15 Als de beurt van Esther, de dochter van Abichail, den oom van Mordechai, (die hij zich ter dochter genomen had) naakte, dat zij tot den koning komen zou, begeerde zij niet met al, dan wat Hegai, des konings kamerling, de bewaarder der vrouwen, zeide; en Esther verkreeg genade in de ogen van allen, die haar zagen.
Chegando, pois, a vez de Ester, filha de Abiail, tio de Mardoqueu (que e havia tinha tomado por filha), para vir ao rei, nenhuma coisa pediu a não ser o que Hegai eunuco do rei, vigilante das mulheres, havia dito; e Ester alcançava o favor aos olhos de todos quantos a viam.
16 Alzo werd Esther genomen tot den koning Ahasveros, tot zijn koninklijk huis, in de tiende maand, welke is de maand Tebeth, in het zevende jaar zijns rijks.
Assim Ester foi levada ao rei Assuero a sua casa real no décimo mês, que é o mês de Tebete, no sétimo ano de seu reinado.
17 En de koning beminde Esther boven alle vrouwen, en zij verkreeg genade en gunst voor zijn aangezicht, boven alle maagden; en hij zette de koninklijke kroon op haar hoofd, en hij maakte haar koningin in de plaats van Vasthi.
E o rei amou a Ester mais que todas as mulheres, e alcançou diante dele favor e benevolência mais que todas as virgens; e ele pôs a coroa real em sua cabeça, e a fez rainha em lugar de Vasti.
18 Toen maakte de koning een groten maaltijd al zijn vorsten en zijn knechten, den maaltijd van Esther; en hij gaf den landschappen rust, en hij gaf geschenken naar des konings vermogen.
Então o rei fez um grande banquete a todos seus príncipes e servos, o banquete de Ester; e deu repouso às províncias, e deu presentes, conforme a generosidade do rei.
19 Toen ten anderen male maagden vergaderd werden, zo zat Mordechai in de poort des konings.
E quando as virgens se ajuntaram pela segunda vez, Mardoqueu estava sentado à porta do rei.
20 Esther nu had haar maagschap en haar volk niet te kennen gegeven, gelijk als Mordechai haar geboden had; want Esther deed het bevel van Mordechai, gelijk als toen zij bij hem opgevoed werd.
Ester, [porém], não tinha declarado sua parentela nem seu povo, assim como Mardoqueu havia lhe mandado; porque Ester fazia o que Mardoqueu mandava, assim como quando ele a criava.

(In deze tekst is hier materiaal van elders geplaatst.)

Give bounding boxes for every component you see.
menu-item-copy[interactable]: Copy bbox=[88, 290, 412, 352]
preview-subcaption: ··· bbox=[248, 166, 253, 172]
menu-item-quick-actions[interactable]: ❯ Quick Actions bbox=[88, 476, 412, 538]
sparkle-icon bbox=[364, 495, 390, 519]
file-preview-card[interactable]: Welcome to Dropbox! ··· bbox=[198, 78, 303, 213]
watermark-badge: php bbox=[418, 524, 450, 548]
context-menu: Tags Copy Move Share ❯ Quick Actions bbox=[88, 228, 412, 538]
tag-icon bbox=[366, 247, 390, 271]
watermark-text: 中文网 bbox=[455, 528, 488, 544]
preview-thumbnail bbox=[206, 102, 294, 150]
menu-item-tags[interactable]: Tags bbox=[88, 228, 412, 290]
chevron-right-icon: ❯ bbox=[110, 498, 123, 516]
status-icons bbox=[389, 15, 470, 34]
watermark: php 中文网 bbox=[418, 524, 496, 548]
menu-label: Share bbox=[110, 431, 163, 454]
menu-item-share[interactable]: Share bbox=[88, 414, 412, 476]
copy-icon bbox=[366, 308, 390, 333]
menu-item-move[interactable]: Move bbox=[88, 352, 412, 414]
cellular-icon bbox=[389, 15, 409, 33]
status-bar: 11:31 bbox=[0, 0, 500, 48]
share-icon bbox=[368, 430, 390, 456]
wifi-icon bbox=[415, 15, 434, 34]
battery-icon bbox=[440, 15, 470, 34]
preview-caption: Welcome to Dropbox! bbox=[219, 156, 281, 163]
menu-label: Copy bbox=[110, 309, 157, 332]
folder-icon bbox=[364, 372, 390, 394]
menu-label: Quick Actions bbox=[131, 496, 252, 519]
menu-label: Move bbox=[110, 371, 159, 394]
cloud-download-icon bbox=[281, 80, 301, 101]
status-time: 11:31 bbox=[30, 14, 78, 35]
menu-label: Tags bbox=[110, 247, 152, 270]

21 In die dagen, als Mordechai in de poort des konings zat, werden Bigthan en Theres, twee kamerlingen des konings van de dorpelwachters, zeer toornig, en zij zochten de hand te slaan aan den koning Ahasveros.
Naqueles dias, estando Mardoqueu sentado à porta do rei, Bigtã e Teres, dois eunucos do rei, dos guardas da porta, ficaram muito indignados, e procuravam matar o rei Assuero.
22 En deze zaak werd Mordechai bekend gemaakt, en hij gaf ze de koningin Esther te kennen; en Esther zeide het den koning in Mordechai's naam.
E isso foi percebido por Mardoqueu; então ele avisou à rainha Ester, e Ester disse ao rei em nome de Mardoqueu.
23 Als men de zaak onderzocht, is het zo bevonden, en zij beiden werden aan een galg gehangen; en het werd in de kronieken geschreven voor het aangezicht des konings.
Tendo o caso sido investigado, assim foi achado; e ambos foram pendurados em uma forca. E isso foi registrado nas crônicas diante do rei.